Part II discusses the legal mechanisms currently available to address racial biases at trial and argues that an effective intervention to limit the effects of implicit racial bias should assess the information that jurors bring in to trial and regulate the information that they are exposed to during trial.

Part III offers three specific recommendations that judges should implement to alter the way that voir dire is conducted in cases where implicit racial bias could affect jurors' determinations.

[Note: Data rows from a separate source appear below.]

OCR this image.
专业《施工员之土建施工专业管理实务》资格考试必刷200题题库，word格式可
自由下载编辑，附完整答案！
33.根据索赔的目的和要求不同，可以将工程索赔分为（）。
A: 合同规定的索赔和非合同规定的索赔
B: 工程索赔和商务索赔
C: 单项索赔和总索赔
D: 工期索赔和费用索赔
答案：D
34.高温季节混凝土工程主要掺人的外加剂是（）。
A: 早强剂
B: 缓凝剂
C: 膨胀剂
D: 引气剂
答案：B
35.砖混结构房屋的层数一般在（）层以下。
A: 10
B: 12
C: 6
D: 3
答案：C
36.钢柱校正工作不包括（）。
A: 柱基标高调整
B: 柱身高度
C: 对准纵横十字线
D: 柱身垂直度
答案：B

Part IV offers a proposal for a new rule of evidence that would categorically limit the admissibility of evidence likely to evoke implicit racial biases about the victim in self-defense cases and explores a potential parallel between justifications for rape shield laws and arguments in favor of a race shield law.

[. . .]

All victims of violent crimes should enjoy the same protection, regardless of their race. But national discourse after the killings of Black people like Botham Jean, Walter Scott, Trayvon Martin, and Breonna Taylor has brought questions about racial bias, stereotypes, and assessments of dangerousness to the forefront of the national consciousness. Is it “reasonable” to allow stereotypes about racial groups to factor into the determination of whether to fear a person in the moment? Bias-based fear should not be a legally cognizable defense even if it masquerades under the veil of “reasonableness.” And if the existing legal framework will allow such fear to affect the determination about whether violence is justified in self-defense, then it must be changed in order to guarantee members of racial minority groups the full protection of the law. This Note proposes a two-pronged approach to limiting the effects of implicit racial bias on jurors' determinations in cases of self-defense so that the lives of Black victims are not discounted. First, judges should permit lawyer-led voir dire about racial assumptions and pretrial publicity about the victim so that jurors who have already had their implicit racial biases activated can be struck for cause. Second, a new rule of evidence should be adopted so that the information jurors learn about the victims during trial will not activate implicit racial biases against them.